Lawmakers in Harrisburg are properly occupied with the challenge of replenishing the state’s exhausted unemployment compensation fund. The National Federation of Independent Business, which represents nearly 14,000 small businesses in Pennsylvania, agrees that this must be an urgent priority.We believe as well, however, that a solution preferred by some, which starts with higher taxes on businesses, would drive unemployment higher and extend the recession.
It is important to remember that like many states, Pennsylvania drained money from the unemployment fund to pay for generous benefit increases when the economy was booming. NFIB warned against such irresponsibility, but the spenders in Harrisburg paid little attention. Now the chickens have come home, and the same people who cheered the spending binge then, and who helped to drag down Pennsylvania’s economic competitiveness, are now urging Gov. Corbett to break his promise and siphon more money from businesses and wage earners.

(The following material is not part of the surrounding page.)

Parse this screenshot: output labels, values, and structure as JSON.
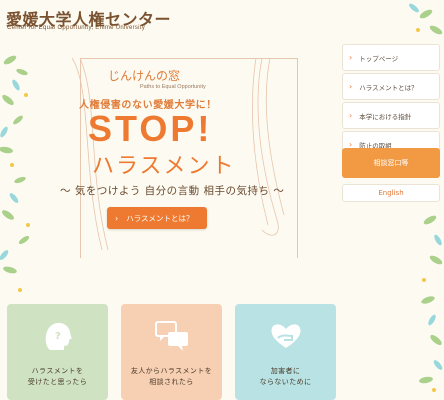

The problem is not that Pennsylvania taxes too little. Indeed, we rank 10th in the country for unemployment taxes per employee. The average this year is more than $400 per worker. Raising the taxable wage base to $12,000, as some state lawmakers propose, would raise employer payroll taxes by more than $100 per worker and result in roughly 13,000 lost jobs. A proposal by President Obama to raise the taxable wage base to $15,000 would be even more costly.
Whether the taxable wage base is increased to $12,000 or $15,000, it is difficult to imagine a more powerful disincentive to hiring new workers than a massive tax penalty for hiring new workers. The real problem is that Pennsylvania has among the most generous unemployment benefits in the country.
Last year it paid out more than any other state except for California, despite that its population is one-third the size and its unemployment rate was lower. In fact, it is common for some individuals to collect more in benefits than they earned on the job. Another flaw in the system is that we don’t require beneficiaries to prove that they’re looking for new work as a condition of eligibility.
For starters, Congress should repeal a 2009 federal mandate that requires states to expand benefits in order to accept federal unemployment solvency funds. Second, Congress should extend the grace-period to allow states, ultimately employers, to repay the federal unemployment trust fund without interest and penalties.
To fix Pennsylvania’s state unemployment trust fund, small-business owners recommend a three-pronged strategy to reduce the cost of hiring and employment; require unemployed workers to seek and accept work; and implement initiatives and provide services that are most effective in assisting unemployed workers in returning to work.
Pennsylvania owes the federal government $3 billion, which is a deep hole from which to dig out. But starting with higher taxes is not the solution. In fact, our members are certain that they would make the hole deeper.
Kevin Shivers is director of the Pennsylvania office of the National Federation of Independent Business, the largest small-business advocacy group in the country.